The Secularization of British Universities since 1990

David Bebbington

My subject at the Duke Conference in 1990 was "The Secularization of British Universities since the Mid-Nineteenth Century." It may be useful to update that analysis by commenting on what has happened over the last quarter-century. What have been the main developments since 1990?

In 1990 I argued that the chief factor behind 20th-century secularization in British higher education was "the free play of social forces" rather than any deliberate scheme, whether by the state or by other agencies, to dismantle the religious components of the universities. That has remained the case. Religion has declined in British society at large. For the first time the national census of 2001 asked a question about religious allegiance. 72 percent in England and Wales professed to be Christians. A mere ten years later, however, the figure was down to 59 percent. Weekly church attendance has dropped to around 9 percent of the population. The consequence has been that the religious tone of the universities has faded.

The symptoms of Christian decay in the universities are many and varied. At Cambridge, Methodist ministerial training is ceasing this year. In Wales, nearly all theological education has been concentrated on a single campus at Lampeter. In Scotland, the theology faculties, with very few candidates for the ministry of the Church of Scotland, have filled up their places with undergraduates in religious studies. The teaching of dogmatic Christianity has weakened.

By contrast with the 20th century, the 21st has also seen inroads by militant secularism. Richard Dawkins, the Professor for Public Understanding of Science at Oxford from 1995 to 2008, unleashed a barrage of anti-religious propaganda which has undoubtedly had an effect on the willingness of members of the public to declare their unbelief. In 2001 the proportion of the population professing no religion was 15 percent; in 2011 it was 25 percent. Students have followed suit, probably (the available statistics are unreliable) to a greater degree.

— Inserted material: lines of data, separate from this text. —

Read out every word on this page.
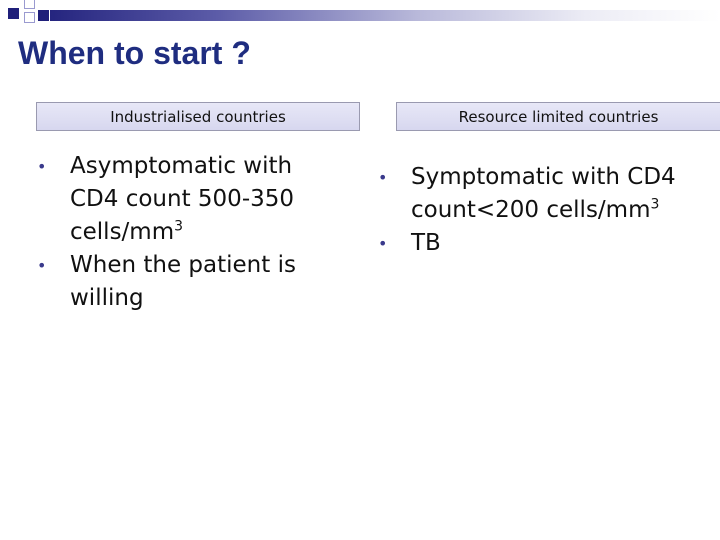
When to start ?
Industrialised countries	Resource limited countries
• Asymptomatic with CD4 count 500-350 cells/$mm^3$
• When the patient is willing
• Symptomatic with CD4 count<200 cells/$mm^3$
• TB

There are nevertheless countervailing forces at work. The broadcasts of carols services at King's College, Cambridge, are more popular than ever before, illustrating the persistence of traditional religion in the academy. Christian Unions, supplemented to a greater degree than in 1990 by other evangelical organizations such as the Navigators, retain their hold on substantial student numbers. Christian graduate bodies, including the Christian Academic Network for faculty in higher education, think hard about the relation of faith and learning. But the greatest factor minimizing the secularization of British universities in the 21st century is not Christian at all. In 2011, 5 percent of the population of England and Wales was Muslim, and the proportion is increasing through immigration and natural growth. Hence campuses now possess official prayer rooms and unofficial societies, sometimes censured for the inflammatory rhetoric and the division of the sexes at their public meetings. The Muslim groups are certainly very religious.

In 2015, the self-consciously secular element and the confident Muslim presence exist alongside traditional Christian institutions and popular evangelical agencies. The universities of Britain are more secular than they were in 1990, but they are also more pluralist.